Сашка, вкратце выслушав рассказ Адаша, быстро окинул взглядом гуляющую толпу, отыскивая Дмитрия. Тот, на равных со всеми, искренне выражая свое боление громкими возгласами, переживал за борющихся на одной из полян, образованных вставшими в круг зрителями-болельщиками.
– Встань у моего шатра и не пускай никого, – попросил он Адаша, направившись к Дмитрию.
Разговор великого воеводы с великим князем и царем протекал поначалу спокойно, во всяком случае, до Адаша, вставшего на часы у входа в шатер, не долетало ни звука. Но чем дальше, тем больше разговор, видимо, начал приобретать все более резкий оборот, и вскоре до Адаша стали долетать не только отдельные звуки и реплики, но весь спор разгорячившихся родственников.

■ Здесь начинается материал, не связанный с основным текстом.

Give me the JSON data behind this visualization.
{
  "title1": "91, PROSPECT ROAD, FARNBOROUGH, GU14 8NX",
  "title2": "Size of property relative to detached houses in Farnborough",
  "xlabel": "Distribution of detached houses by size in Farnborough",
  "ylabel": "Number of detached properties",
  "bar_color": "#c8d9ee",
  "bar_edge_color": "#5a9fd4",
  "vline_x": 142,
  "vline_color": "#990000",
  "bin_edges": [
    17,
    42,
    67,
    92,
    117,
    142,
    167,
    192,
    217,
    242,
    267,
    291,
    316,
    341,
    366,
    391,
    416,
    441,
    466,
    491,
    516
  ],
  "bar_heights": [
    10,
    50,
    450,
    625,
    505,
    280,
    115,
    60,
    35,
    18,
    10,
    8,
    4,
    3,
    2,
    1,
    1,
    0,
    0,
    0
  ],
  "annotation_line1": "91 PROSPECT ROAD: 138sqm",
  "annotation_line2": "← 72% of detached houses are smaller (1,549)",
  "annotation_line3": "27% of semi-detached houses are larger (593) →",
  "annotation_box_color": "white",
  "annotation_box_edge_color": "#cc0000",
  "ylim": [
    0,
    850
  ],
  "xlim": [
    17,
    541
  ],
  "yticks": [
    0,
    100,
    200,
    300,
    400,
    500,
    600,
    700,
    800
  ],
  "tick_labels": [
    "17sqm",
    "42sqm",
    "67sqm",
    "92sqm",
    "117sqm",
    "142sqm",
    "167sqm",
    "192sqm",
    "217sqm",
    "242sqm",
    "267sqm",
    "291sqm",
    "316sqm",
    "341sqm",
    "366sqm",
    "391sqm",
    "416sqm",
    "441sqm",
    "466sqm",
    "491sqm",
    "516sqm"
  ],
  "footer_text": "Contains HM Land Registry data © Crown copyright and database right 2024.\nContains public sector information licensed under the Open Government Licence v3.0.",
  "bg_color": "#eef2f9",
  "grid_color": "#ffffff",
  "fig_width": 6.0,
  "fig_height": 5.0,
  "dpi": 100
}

– Послушай, брат, – кричал великий воевода, – не надо никакого штурма! Михаил не сегодня-завтра сдастся сам. Девять из десяти его холопов напрямую присягнули тебе. Война уже почти окончена! Отпусти же меня!
– В том-то и дело, что почти, – так же криком отвечал великий князь. – А как не сдастся?! Что тогда?!
– Слушай, ну будь человеком, отпусти меня. Любимая моя в шаге от смерти. Если не поспешу, то… В ней вся моя жизнь. Без нее и мне жить незачем. Ну не жалко тебе меня, так хоть Ольгу Тютчеву пожалей! По-братски прошу тебя. Никогда ни о чем не просил. Мне ничего не надо. А тут вот прошу, ибо в этой любви весь смысл моей жизни.
Но эти слова, которые наверняка разжалобили бы большинство мужчин и заставили бы прослезиться всех без исключения женщин, только взъярили Дмитрия.
– Ага, – вскричал он, – в том-то и дело, что ничего тебе не надо! А о государстве, о Руси пусть один Дмитрий думает! Да?! Ты хоть подумал о том; кто и зачем моего великого воеводу в самый решающий момент из лагеря хочет выдернуть да к черту на кулички отправить?
– Ты не веришь мне? На, прочитай сам…
В ответ на эту реплику последовал новый взрыв ярости.
– Издеваешься?! Будто не знаешь, что я неграмотный… Я, сирота, с младенчества вынужден был сесть на коня и отстаивать свое право на трон в лютой борьбе с алчными соседями! Не то что некоторые, которых холили и лелеяли до восемнадцати лет… И грамоте и другим наукам обучали…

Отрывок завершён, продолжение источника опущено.